A rendering of the interior of the Old Bank District Museum.
Courtesy Tom Wiscombe Architecture.

Per the museum’s location in the Bank District, its basement spaces will incorporate more than a half-dozen bank vaults, while the restoration will preserve details like pneumatic delivery tubes and submarine doors. The institution will be spread over the Bank House Garage, the Farmers and Merchants Bank, and the Hellman Building. The roof garden’s first sculpture, created by the Southern California Institute of Architecture (SCI-Arc)—where Wiscombe teaches—will be a steel structure inspired by Lebbeus Woods (who, incidentally, is the subject of a fascinating show at New York’s Drawing Center that closes Sunday).

As far as how and when the institution will get built, the process of creating a museum board has not yet begun, but Gilmore and his partner Jerri Perrone will fund its initial construction.
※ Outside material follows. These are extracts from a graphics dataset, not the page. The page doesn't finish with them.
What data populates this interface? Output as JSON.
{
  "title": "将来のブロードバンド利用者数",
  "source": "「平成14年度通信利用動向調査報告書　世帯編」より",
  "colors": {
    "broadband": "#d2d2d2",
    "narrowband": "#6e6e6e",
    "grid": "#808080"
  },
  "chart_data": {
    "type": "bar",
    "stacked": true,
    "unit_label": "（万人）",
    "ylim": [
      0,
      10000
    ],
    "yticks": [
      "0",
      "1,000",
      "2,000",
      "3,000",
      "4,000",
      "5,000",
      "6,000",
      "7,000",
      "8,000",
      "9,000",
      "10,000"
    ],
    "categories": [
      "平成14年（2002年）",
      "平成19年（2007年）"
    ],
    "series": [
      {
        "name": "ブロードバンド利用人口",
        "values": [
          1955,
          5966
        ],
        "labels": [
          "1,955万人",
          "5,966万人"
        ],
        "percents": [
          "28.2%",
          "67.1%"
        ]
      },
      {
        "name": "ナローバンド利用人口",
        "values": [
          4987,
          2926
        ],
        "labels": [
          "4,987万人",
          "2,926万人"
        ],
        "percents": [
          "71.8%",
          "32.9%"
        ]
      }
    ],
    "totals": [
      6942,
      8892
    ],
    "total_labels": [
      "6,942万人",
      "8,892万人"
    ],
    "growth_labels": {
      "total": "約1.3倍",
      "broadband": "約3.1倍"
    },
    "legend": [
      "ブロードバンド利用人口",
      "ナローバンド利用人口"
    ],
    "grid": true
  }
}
Demolition inside the buildings is due to begin in July 2014, with construction getting underway in 2015, and completion slated for 2017. Plans for the museum show it occupying the bottom and top levels of the three buildings, with no specific plans outlined for the many floors in between, but given Gilmore’s day job—his website boasts “Gilmore has been a driving force in the redevelopment of Los Angeles’ urban spaces and a major catalyst for Downtown’s revival and great residential boom”—high-end condos seem like a safe bet.